Für die polnische Literaturnobelpreisträgerin Olga Tokarczuk hat die Corona-Pandemie die Schwäche der Idee einer Europäischen Gemeinschaft offenbart. "Die EU hat im Grunde kapituliert und es den Nationalstaaten überlassen, in dieser Krisenzeit Entscheidungen zu fällen", schrieb sie in einem Beitrag der "Frankfurter Allgemeinen Zeitung".
"Die Schließung der Grenzen halte ich für die größte Niederlage in diesen schlechten Zeiten", so die 58-Jährige, die in diesen Tagen beim "Literasee"-Festival in Bad Aussee auftreten hätte sollen.
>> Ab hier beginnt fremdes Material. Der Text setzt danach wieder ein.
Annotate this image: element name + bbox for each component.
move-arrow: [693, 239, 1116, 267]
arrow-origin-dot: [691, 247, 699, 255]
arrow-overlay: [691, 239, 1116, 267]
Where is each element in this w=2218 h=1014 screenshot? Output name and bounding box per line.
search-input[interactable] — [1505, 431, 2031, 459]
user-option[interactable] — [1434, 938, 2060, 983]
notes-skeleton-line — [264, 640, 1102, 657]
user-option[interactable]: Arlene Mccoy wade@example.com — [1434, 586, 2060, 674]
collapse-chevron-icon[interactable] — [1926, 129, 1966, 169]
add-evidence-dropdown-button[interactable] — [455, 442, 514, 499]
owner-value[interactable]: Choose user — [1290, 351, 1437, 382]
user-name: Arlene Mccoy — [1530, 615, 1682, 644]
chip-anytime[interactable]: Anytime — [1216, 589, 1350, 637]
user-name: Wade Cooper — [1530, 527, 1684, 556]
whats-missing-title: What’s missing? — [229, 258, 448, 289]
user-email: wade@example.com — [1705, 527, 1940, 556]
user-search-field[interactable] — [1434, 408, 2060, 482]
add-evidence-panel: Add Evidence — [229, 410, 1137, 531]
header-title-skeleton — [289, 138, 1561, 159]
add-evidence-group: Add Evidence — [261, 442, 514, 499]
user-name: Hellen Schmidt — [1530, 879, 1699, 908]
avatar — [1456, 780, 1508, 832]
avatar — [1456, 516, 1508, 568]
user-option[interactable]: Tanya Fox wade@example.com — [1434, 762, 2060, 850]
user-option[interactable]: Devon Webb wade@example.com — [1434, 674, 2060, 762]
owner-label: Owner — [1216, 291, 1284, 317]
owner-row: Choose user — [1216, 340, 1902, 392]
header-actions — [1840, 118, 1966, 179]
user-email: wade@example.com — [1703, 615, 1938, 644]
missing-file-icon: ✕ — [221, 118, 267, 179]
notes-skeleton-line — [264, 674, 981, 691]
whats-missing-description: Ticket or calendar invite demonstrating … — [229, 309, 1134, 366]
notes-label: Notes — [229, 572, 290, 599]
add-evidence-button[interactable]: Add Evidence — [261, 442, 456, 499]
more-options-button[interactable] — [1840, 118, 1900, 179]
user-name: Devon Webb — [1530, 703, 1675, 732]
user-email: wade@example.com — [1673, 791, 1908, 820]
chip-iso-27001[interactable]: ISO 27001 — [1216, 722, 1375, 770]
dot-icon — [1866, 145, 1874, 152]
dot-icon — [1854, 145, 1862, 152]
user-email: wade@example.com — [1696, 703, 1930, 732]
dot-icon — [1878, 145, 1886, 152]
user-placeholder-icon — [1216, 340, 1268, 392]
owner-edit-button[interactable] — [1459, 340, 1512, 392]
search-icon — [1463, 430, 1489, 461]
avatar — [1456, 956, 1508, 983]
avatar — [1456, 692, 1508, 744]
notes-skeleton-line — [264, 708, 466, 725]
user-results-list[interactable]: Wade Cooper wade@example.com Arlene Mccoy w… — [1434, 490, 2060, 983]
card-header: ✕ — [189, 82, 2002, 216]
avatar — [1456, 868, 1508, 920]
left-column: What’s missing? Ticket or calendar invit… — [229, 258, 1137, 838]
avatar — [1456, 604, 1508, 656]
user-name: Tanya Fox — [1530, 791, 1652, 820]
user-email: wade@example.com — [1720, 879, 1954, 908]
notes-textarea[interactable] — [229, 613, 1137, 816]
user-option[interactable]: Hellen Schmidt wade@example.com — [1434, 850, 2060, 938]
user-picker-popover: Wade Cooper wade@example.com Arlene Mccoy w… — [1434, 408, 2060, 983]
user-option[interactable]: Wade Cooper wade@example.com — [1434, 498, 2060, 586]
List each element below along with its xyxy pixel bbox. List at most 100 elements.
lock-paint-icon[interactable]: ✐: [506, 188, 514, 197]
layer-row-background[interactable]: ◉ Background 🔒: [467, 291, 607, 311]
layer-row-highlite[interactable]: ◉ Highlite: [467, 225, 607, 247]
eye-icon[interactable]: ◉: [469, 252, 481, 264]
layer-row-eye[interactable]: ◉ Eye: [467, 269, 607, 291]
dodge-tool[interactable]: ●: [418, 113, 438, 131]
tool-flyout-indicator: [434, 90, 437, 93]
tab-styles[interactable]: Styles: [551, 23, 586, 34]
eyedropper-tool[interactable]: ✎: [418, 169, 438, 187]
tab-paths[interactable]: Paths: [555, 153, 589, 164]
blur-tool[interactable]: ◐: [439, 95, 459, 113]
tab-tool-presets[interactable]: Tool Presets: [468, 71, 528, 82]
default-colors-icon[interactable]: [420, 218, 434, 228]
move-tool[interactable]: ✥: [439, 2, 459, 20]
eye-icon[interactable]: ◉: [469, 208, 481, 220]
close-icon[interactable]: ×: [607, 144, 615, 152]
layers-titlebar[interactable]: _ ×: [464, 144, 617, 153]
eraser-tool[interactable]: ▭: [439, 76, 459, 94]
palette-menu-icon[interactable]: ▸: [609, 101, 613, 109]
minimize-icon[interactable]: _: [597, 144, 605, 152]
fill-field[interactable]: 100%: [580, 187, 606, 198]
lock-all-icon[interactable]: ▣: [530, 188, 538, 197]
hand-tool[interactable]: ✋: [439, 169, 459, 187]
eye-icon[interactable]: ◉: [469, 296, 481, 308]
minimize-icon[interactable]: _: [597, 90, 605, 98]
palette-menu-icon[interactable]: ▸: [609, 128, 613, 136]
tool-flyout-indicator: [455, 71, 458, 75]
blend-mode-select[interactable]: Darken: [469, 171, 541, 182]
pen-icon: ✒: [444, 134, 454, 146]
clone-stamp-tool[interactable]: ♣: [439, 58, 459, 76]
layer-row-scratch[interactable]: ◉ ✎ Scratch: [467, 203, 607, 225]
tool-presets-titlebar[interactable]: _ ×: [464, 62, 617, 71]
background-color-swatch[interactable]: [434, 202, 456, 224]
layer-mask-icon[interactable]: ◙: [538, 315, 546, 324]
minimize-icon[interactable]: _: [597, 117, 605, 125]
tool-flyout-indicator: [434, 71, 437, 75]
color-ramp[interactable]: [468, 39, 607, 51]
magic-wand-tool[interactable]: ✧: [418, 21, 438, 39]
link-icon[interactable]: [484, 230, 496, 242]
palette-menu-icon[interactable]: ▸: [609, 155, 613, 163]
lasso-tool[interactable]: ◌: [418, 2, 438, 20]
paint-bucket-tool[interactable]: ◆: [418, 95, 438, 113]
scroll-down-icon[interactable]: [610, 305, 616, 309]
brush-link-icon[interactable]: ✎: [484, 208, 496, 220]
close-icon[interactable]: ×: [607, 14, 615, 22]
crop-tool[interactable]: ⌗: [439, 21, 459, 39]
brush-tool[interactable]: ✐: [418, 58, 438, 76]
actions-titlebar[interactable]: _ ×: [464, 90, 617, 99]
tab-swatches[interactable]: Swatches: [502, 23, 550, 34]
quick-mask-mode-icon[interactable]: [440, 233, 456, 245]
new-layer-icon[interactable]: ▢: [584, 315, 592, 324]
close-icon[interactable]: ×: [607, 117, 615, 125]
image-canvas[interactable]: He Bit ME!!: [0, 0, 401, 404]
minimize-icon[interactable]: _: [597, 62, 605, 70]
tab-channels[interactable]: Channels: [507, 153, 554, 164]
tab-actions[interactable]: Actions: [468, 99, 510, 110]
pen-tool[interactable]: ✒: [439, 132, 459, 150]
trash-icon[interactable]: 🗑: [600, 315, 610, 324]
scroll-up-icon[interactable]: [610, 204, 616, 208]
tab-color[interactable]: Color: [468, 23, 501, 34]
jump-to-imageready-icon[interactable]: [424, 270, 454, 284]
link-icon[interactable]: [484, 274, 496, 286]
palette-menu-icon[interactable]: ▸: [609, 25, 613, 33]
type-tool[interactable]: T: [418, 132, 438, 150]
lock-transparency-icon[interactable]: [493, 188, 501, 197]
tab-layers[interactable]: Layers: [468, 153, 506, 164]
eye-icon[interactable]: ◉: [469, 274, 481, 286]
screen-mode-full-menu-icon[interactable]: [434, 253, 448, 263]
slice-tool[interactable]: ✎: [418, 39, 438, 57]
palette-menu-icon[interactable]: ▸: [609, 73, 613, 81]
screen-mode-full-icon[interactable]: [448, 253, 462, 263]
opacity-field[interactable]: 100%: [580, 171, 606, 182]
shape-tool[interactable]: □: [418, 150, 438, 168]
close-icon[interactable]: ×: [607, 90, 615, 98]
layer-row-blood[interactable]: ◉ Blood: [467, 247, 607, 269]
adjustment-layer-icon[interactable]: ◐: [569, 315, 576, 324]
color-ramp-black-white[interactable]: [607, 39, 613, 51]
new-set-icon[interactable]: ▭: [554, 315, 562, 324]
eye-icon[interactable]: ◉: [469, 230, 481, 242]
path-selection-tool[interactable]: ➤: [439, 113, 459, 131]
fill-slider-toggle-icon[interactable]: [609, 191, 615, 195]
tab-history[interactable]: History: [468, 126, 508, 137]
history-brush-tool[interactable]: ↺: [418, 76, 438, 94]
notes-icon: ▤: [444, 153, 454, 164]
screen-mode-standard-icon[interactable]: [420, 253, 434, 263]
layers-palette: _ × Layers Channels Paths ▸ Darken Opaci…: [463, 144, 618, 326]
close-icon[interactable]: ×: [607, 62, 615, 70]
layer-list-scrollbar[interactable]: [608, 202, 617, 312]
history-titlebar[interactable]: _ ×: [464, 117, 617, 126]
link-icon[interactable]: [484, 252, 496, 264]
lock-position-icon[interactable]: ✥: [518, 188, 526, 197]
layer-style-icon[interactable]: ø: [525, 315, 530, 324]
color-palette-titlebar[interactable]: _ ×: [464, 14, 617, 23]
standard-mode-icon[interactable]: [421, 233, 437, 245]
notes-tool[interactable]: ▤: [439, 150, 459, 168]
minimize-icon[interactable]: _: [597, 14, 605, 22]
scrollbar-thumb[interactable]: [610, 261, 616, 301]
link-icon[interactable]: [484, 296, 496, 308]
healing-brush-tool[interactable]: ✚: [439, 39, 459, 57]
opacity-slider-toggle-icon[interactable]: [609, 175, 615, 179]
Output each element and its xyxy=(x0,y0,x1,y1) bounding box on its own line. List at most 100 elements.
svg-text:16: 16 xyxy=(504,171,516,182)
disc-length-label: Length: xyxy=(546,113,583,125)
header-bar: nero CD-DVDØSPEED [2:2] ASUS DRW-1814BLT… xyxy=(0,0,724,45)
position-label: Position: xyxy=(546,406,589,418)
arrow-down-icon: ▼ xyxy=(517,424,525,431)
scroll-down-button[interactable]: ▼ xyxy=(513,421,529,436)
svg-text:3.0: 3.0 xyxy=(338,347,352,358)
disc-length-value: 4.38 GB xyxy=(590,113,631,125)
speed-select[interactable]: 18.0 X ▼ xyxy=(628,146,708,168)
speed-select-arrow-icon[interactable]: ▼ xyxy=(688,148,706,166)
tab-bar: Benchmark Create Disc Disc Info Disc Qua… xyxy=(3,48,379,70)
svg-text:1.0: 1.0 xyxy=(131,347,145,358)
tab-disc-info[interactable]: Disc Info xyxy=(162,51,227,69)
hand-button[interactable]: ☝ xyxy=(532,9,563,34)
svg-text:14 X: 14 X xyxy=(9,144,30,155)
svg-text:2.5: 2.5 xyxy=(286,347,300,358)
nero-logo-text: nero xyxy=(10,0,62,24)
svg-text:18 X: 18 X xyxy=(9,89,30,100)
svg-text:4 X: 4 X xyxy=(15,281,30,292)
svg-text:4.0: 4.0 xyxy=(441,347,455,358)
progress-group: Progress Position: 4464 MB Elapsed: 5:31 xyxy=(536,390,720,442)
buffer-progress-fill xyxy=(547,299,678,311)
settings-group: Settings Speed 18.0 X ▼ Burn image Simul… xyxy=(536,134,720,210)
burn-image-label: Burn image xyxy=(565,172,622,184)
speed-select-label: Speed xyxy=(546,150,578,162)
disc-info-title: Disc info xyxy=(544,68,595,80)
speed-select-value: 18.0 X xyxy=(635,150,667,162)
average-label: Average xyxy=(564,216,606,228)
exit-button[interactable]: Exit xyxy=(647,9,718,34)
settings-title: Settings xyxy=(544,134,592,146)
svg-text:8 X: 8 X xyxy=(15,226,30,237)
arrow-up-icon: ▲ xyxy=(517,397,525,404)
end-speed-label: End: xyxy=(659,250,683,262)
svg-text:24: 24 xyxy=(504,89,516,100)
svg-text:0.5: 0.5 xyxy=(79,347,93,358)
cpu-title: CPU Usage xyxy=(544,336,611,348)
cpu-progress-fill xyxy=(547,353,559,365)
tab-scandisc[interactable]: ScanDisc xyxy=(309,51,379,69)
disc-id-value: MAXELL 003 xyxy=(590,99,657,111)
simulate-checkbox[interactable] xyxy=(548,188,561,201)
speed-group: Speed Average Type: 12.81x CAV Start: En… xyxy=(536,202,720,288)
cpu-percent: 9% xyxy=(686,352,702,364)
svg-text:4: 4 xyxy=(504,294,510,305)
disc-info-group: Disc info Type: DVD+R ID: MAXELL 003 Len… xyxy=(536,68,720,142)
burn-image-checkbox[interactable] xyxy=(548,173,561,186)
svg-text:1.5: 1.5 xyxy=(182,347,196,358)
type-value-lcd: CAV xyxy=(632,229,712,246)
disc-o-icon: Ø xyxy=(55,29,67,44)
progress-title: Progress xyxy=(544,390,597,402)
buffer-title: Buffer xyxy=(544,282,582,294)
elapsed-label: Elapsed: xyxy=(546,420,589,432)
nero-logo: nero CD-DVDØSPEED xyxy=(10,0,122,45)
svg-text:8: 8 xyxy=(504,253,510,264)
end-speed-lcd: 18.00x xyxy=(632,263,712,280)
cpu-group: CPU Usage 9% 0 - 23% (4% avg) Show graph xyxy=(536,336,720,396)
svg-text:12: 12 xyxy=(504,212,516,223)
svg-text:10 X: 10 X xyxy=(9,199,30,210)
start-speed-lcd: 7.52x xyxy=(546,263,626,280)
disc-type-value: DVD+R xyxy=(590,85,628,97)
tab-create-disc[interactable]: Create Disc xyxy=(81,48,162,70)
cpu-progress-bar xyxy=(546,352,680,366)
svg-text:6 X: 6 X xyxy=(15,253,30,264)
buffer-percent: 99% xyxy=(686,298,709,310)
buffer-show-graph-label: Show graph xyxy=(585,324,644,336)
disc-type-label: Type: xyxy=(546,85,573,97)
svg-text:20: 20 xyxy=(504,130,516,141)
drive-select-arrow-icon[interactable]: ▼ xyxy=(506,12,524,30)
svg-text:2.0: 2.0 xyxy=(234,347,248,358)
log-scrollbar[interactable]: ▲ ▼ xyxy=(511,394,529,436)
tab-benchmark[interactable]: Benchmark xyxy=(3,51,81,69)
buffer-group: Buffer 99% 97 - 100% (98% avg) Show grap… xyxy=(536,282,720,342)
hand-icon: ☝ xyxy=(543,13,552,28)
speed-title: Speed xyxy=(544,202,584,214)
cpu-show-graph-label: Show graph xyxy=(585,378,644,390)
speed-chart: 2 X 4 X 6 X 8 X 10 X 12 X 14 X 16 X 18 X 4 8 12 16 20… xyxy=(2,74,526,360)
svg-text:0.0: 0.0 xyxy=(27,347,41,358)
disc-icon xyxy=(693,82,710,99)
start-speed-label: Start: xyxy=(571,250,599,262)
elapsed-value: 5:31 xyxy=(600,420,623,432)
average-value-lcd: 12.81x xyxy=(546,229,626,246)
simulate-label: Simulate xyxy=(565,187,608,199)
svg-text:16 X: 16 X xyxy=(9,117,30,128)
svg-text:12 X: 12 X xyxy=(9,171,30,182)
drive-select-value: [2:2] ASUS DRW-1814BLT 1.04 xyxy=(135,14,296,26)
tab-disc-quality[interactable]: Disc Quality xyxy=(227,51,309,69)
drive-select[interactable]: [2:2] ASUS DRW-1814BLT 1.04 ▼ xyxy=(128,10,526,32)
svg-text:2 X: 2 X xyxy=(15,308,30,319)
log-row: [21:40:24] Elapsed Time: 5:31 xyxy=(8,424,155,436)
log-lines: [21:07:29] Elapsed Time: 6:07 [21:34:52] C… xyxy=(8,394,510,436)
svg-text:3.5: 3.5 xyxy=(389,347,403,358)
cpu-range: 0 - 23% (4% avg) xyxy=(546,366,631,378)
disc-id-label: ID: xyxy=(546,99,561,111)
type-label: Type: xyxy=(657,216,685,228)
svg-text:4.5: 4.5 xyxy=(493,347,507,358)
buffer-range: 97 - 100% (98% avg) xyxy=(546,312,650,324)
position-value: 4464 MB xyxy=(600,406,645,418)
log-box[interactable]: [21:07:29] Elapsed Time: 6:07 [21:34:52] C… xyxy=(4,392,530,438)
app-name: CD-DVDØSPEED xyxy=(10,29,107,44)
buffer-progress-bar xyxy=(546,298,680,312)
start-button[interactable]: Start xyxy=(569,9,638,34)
Die traurige Wahrheit sei, dass im Augenblick der Gefahr das Denken in den Kategorien von Völkern und Grenzen zurückgekehrt sei. "Die vielen Grenzen, die zugeknallt wurden, und die riesigen Schlangen an den Grenzübergängen waren sicher für viele junge Menschen ein Schock. Das Virus erinnert uns: Die Grenzen existieren weiter, es geht ihnen gut."
Tokarczuk rechnet damit, dass die Welt nach dem Virus eine andere sein wird: "Vor unseren Augen verfliegt, verraucht ein Paradigma der Zivilisation, das uns über die letzten zweihundert Jahre geformt hat. Es lautete: Wir sind die Herren der Schöpfung, wir können alles, und die Welt gehört uns. Jetzt kommen neue Zeiten."
Olga Tokarczuk erhielt 2019 den Literaturnobelpreis für das Jahr 2018, der damals wegen eines Skandals bei der Schwedischen Akademie ausgefallen war. Zuletzt erschien von ihr auf Deutsch der Roman "Die Jakobsbücher".